Bangkai kapal itu ditemukan di GunungArarat (tertulis di Perjanjian Lama) atau orang Arab menyebutkan Gunung Judi (tertulis dalam Al Quran) di ketinggian 4.300 m. Panjang sekitar 137 meter (tertulis di Perjanjian Lama) dan terbuat dari kayu dan logam (Perjanjian Lama dan Al Quran).

Dengan ketinggian 4.300 m, tidak mungkin banjir yang terjadi hanya banjir regional. Ini berakibat menghapuskan kepercayaan pada mitos banjir di berbagai suku bangsa. Padahal mitos merupakan rekaman sejarah yang dilakukan secara lisan.

Analisa kayu disebutkan sebagai kayu jati berkapur. Kayu ini hanya tumbuh di Pulau Jawa, Indonesia (baca: Bukan Banjir, Tapi Hancurnya Planet). Padahal diyakini Nabi Nuh berasal dari daerah Timur Tengah, tepatnya daerah Teluk Persia hingga Bagdad. Versi lain menyebut terbuat dari kayu yang sudah punah?

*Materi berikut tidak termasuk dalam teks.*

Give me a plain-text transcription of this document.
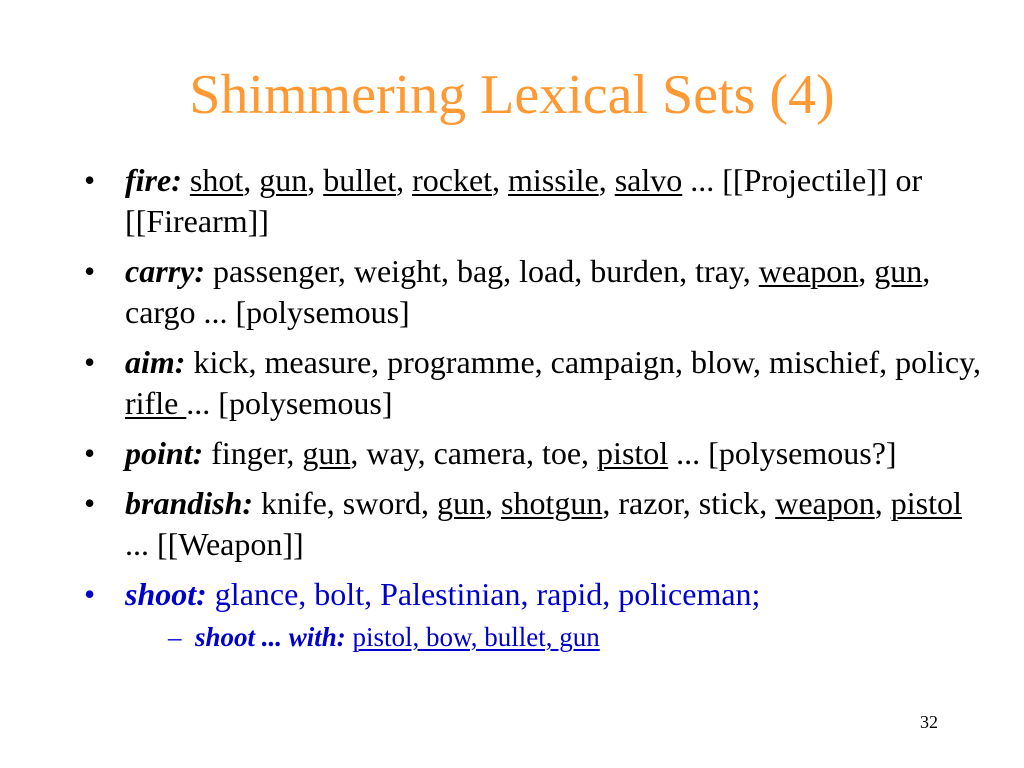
Shimmering Lexical Sets (4)
• fire: shot, gun, bullet, rocket, missile, salvo ... [[Projectile]] or [[Firearm]]
• carry: passenger, weight, bag, load, burden, tray, weapon, gun, cargo ... [polysemous]
• aim: kick, measure, programme, campaign, blow, mischief, policy, rifle ... [polysemous]
• point: finger, gun, way, camera, toe, pistol ... [polysemous?]
• brandish: knife, sword, gun, shotgun, razor, stick, weapon, pistol ... [[Weapon]]
• shoot: glance, bolt, Palestinian, rapid, policeman;
– shoot ... with: pistol, bow, bullet, gun
32
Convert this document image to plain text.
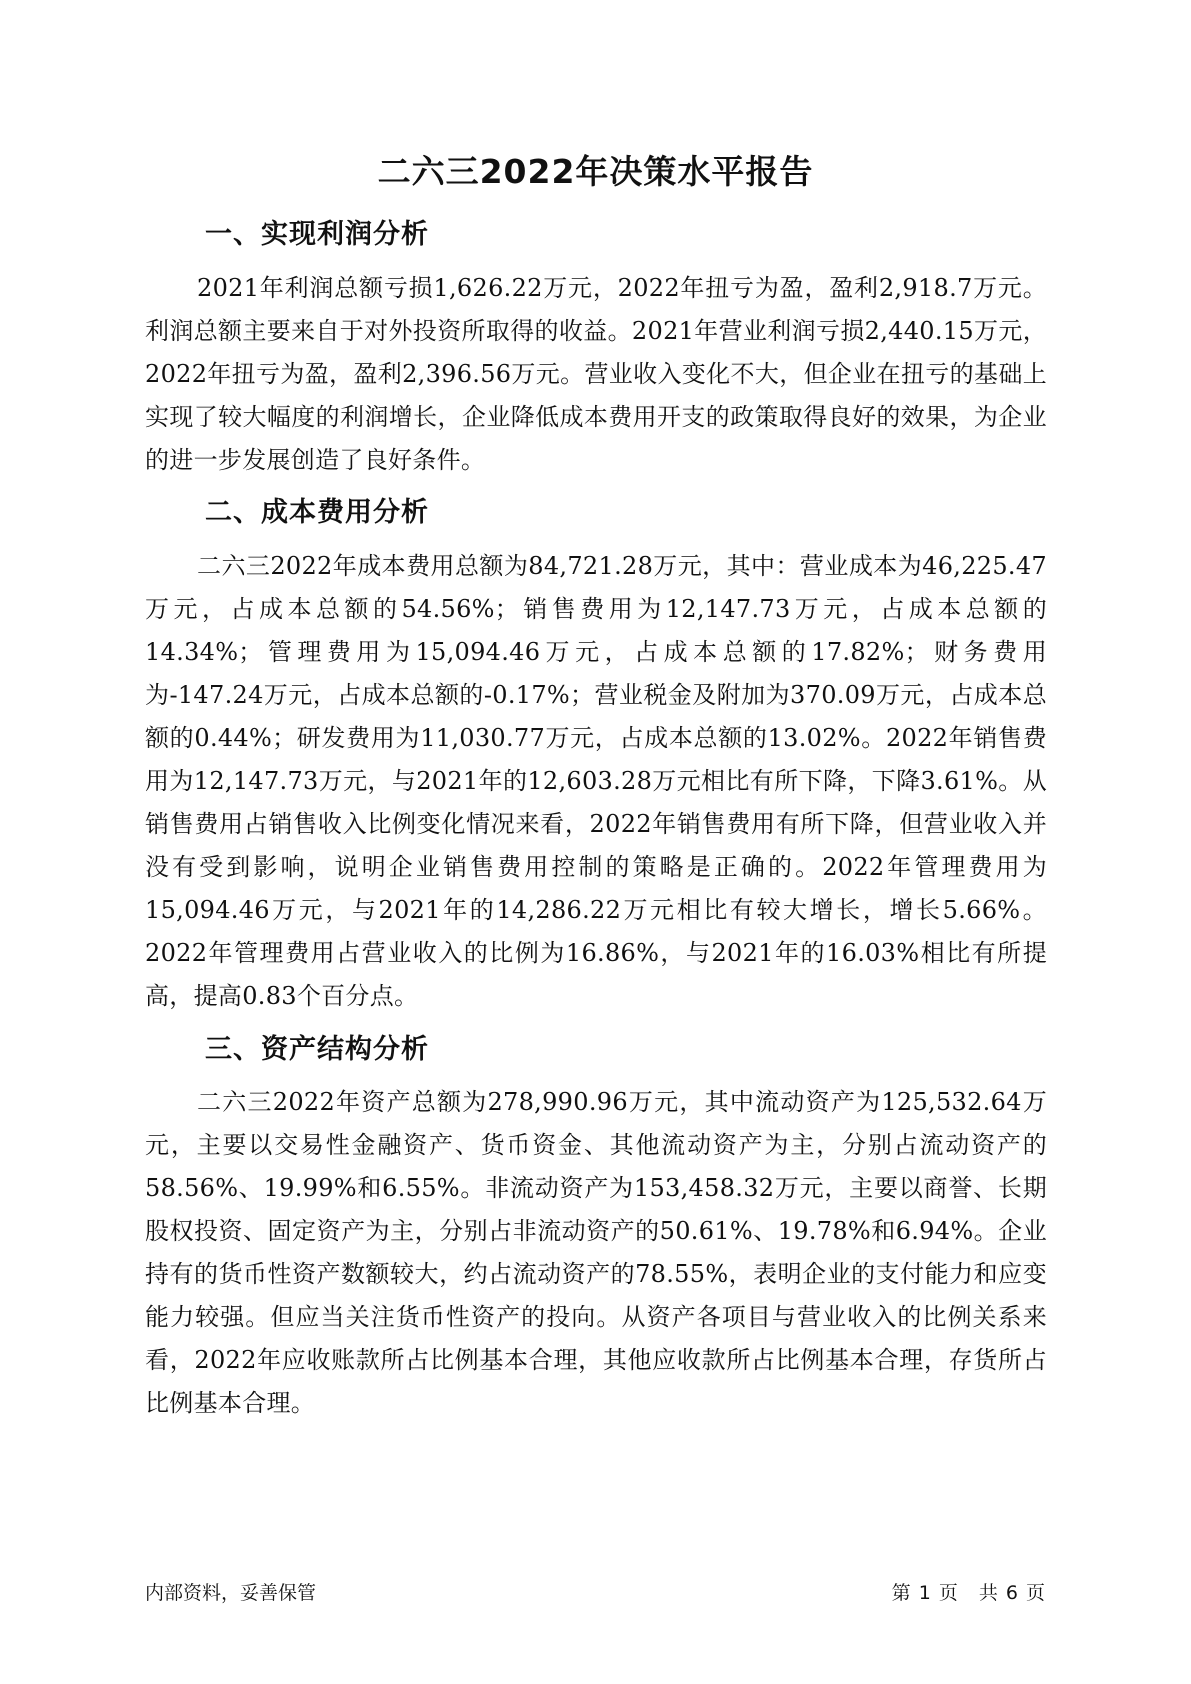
二六三2022年决策水平报告
一、实现利润分析

2021年利润总额亏损1,626.22万元，2022年扭亏为盈，盈利2,918.7万元。利润总额主要来自于对外投资所取得的收益。2021年营业利润亏损2,440.15万元，2022年扭亏为盈，盈利2,396.56万元。营业收入变化不大，但企业在扭亏的基础上实现了较大幅度的利润增长，企业降低成本费用开支的政策取得良好的效果，为企业的进一步发展创造了良好条件。

二、成本费用分析

二六三2022年成本费用总额为84,721.28万元，其中：营业成本为46,225.47万元，占成本总额的54.56%；销售费用为12,147.73万元，占成本总额的14.34%；管理费用为15,094.46万元，占成本总额的17.82%；财务费用为-147.24万元，占成本总额的-0.17%；营业税金及附加为370.09万元，占成本总额的0.44%；研发费用为11,030.77万元，占成本总额的13.02%。2022年销售费用为12,147.73万元，与2021年的12,603.28万元相比有所下降，下降3.61%。从销售费用占销售收入比例变化情况来看，2022年销售费用有所下降，但营业收入并没有受到影响，说明企业销售费用控制的策略是正确的。2022年管理费用为15,094.46万元，与2021年的14,286.22万元相比有较大增长，增长5.66%。2022年管理费用占营业收入的比例为16.86%，与2021年的16.03%相比有所提高，提高0.83个百分点。

三、资产结构分析

二六三2022年资产总额为278,990.96万元，其中流动资产为125,532.64万元，主要以交易性金融资产、货币资金、其他流动资产为主，分别占流动资产的58.56%、19.99%和6.55%。非流动资产为153,458.32万元，主要以商誉、长期股权投资、固定资产为主，分别占非流动资产的50.61%、19.78%和6.94%。企业持有的货币性资产数额较大，约占流动资产的78.55%，表明企业的支付能力和应变能力较强。但应当关注货币性资产的投向。从资产各项目与营业收入的比例关系来看，2022年应收账款所占比例基本合理，其他应收款所占比例基本合理，存货所占比例基本合理。

内部资料，妥善保管	第 1 页　共 6 页
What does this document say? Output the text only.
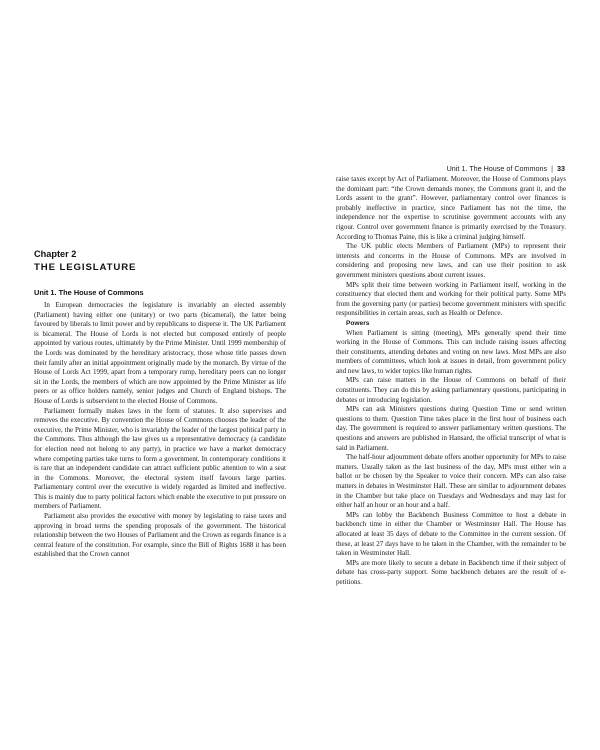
Chapter 2
THE LEGISLATURE
Unit 1. The House of Commons

In European democracies the legislature is invariably an elected assembly (Parliament) having either one (unitary) or two parts (bicameral), the latter being favoured by liberals to limit power and by republicans to disperse it. The UK Parliament is bicameral. The House of Lords is not elected but composed entirely of people appointed by various routes, ultimately by the Prime Minister. Until 1999 membership of the Lords was dominated by the hereditary aristocracy, those whose title passes down their family after an initial appointment originally made by the monarch. By virtue of the House of Lords Act 1999, apart from a temporary rump, hereditary peers can no longer sit in the Lords, the members of which are now appointed by the Prime Minister as life peers or as office holders namely, senior judges and Church of England bishops. The House of Lords is subservient to the elected House of Commons.

Parliament formally makes laws in the form of statutes. It also supervises and removes the executive. By convention the House of Commons chooses the leader of the executive, the Prime Minister, who is invariably the leader of the largest political party in the Commons. Thus although the law gives us a representative democracy (a candidate for election need not belong to any party), in practice we have a market democracy where competing parties take turns to form a government. In contemporary conditions it is rare that an independent candidate can attract sufficient public attention to win a seat in the Commons. Moreover, the electoral system itself favours large parties. Parliamentary control over the executive is widely regarded as limited and ineffective. This is mainly due to party political factors which enable the executive to put pressure on members of Parliament.

Parliament also provides the executive with money by legislating to raise taxes and approving in broad terms the spending proposals of the government. The historical relationship between the two Houses of Parliament and the Crown as regards finance is a central feature of the constitution. For example, since the Bill of Rights 1688 it has been established that the Crown cannot

Unit 1. The House of Commons | 33

raise taxes except by Act of Parliament. Moreover, the House of Commons plays the dominant part: “the Crown demands money, the Commons grant it, and the Lords assent to the grant”. However, parliamentary control over finances is probably ineffective in practice, since Parliament has not the time, the independence nor the expertise to scrutinise government accounts with any rigour. Control over government finance is primarily exercised by the Treasury. According to Thomas Paine, this is like a criminal judging himself.

The UK public elects Members of Parliament (MPs) to represent their interests and concerns in the House of Commons. MPs are involved in considering and proposing new laws, and can use their position to ask government ministers questions about current issues.

MPs split their time between working in Parliament itself, working in the constituency that elected them and working for their political party. Some MPs from the governing party (or parties) become government ministers with specific responsibilities in certain areas, such as Health or Defence.

Powers

When Parliament is sitting (meeting), MPs generally spend their time working in the House of Commons. This can include raising issues affecting their constituents, attending debates and voting on new laws. Most MPs are also members of committees, which look at issues in detail, from government policy and new laws, to wider topics like human rights.

MPs can raise matters in the House of Commons on behalf of their constituents. They can do this by asking parliamentary questions, participating in debates or introducing legislation.

MPs can ask Ministers questions during Question Time or send written questions to them. Question Time takes place in the first hour of business each day. The government is required to answer parliamentary written questions. The questions and answers are published in Hansard, the official transcript of what is said in Parliament.

The half-hour adjournment debate offers another opportunity for MPs to raise matters. Usually taken as the last business of the day, MPs must either win a ballot or be chosen by the Speaker to voice their concern. MPs can also raise matters in debates in Westminster Hall. These are similar to adjournment debates in the Chamber but take place on Tuesdays and Wednesdays and may last for either half an hour or an hour and a half.

MPs can lobby the Backbench Business Committee to host a debate in backbench time in either the Chamber or Westminster Hall. The House has allocated at least 35 days of debate to the Committee in the current session. Of these, at least 27 days have to be taken in the Chamber, with the remainder to be taken in Westminster Hall.

MPs are more likely to secure a debate in Backbench time if their subject of debate has cross-party support. Some backbench debates are the result of e-petitions.
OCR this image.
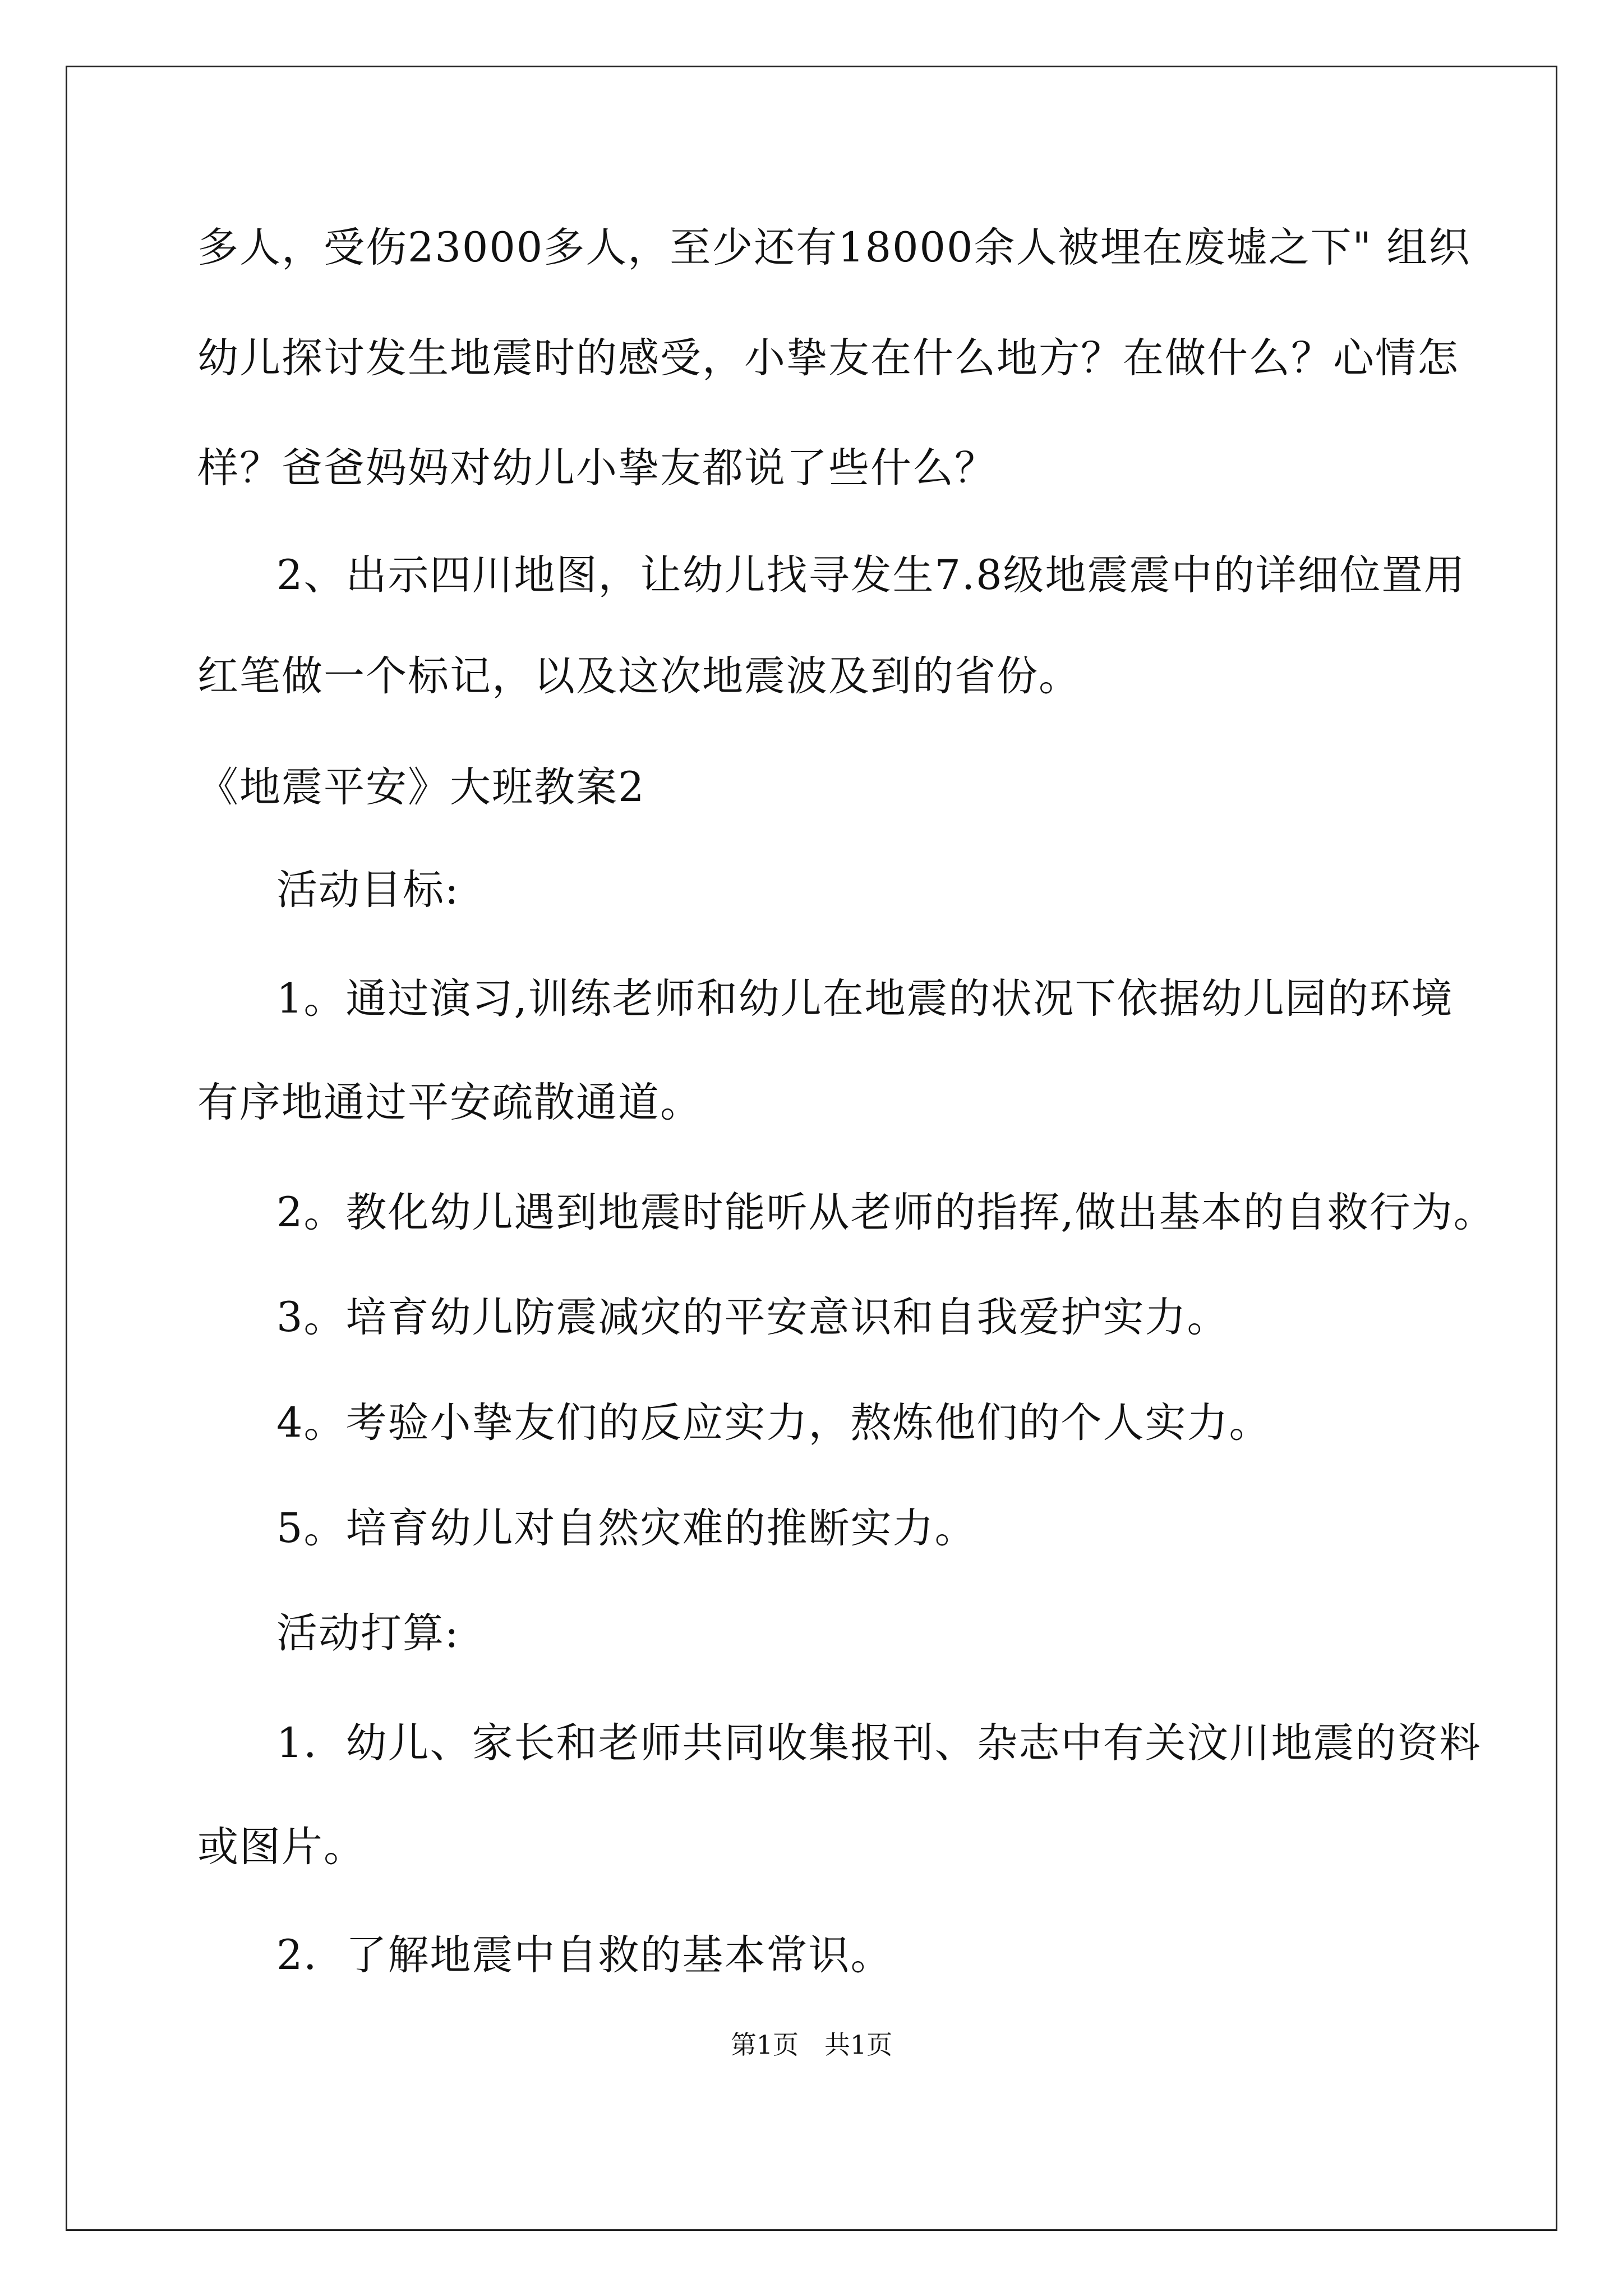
多人，受伤23000多人，至少还有18000余人被埋在废墟之下" 组织

幼儿探讨发生地震时的感受，小挚友在什么地方？在做什么？心情怎

样？爸爸妈妈对幼儿小挚友都说了些什么？

2、出示四川地图，让幼儿找寻发生7.8级地震震中的详细位置用

红笔做一个标记，以及这次地震波及到的省份。

《地震平安》大班教案2

活动目标:

1。通过演习,训练老师和幼儿在地震的状况下依据幼儿园的环境

有序地通过平安疏散通道。

2。教化幼儿遇到地震时能听从老师的指挥,做出基本的自救行为。

3。培育幼儿防震减灾的平安意识和自我爱护实力。

4。考验小挚友们的反应实力，熬炼他们的个人实力。

5。培育幼儿对自然灾难的推断实力。

活动打算:

1．幼儿、家长和老师共同收集报刊、杂志中有关汶川地震的资料

或图片。

2．了解地震中自救的基本常识。

第1页　共1页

Analisa Isotop C14 menyebutkan berumur4.000 tahun atau dibuat sekitar 2.000 SM. Ini bertentangan dengan literatur yang menyebutkan zaman Nabi Nuh adalah Nuh 3993-3043 SM. Tahun 2.000 SM adalah zaman Nabi Ibrahim 1996-1822 SM. Panjangnya kapal itu, menyimpulkan teknologi yang digunakan telah melebihi teknologi yang ada di zaman modern ini.

Betulkah itu bangkai kapal Nabi Nuh? Wallahualam. Terlepas dari teori mana yang betul, keberadaan bangkai kapal kayu yang besarnya melebihi yang dapat dibuat manusia zaman sekarang, berupakan bukti kisah-kisah kitab bukan isapan jempol belaka.

“Dan apakah mereka tidak mengadakan perjalanan di muka bumi, lalu memperhatikan betapa kesudahan orang-orang yang sebelum mereka. Mereka itu adalah lebih hebat kekuatannya dari pada mereka dan (lebih banyak) bekas-bekas mereka di muka bumi, maka Allah mengazab mereka disebabkan dosa-dosa mereka. Dan mereka tidak mempunyai seorang pelindung dari azab Allah” (Surat Al Mumin ayat 21)

Sumber: Tabloid Komunitas Edisi 5/April 2010.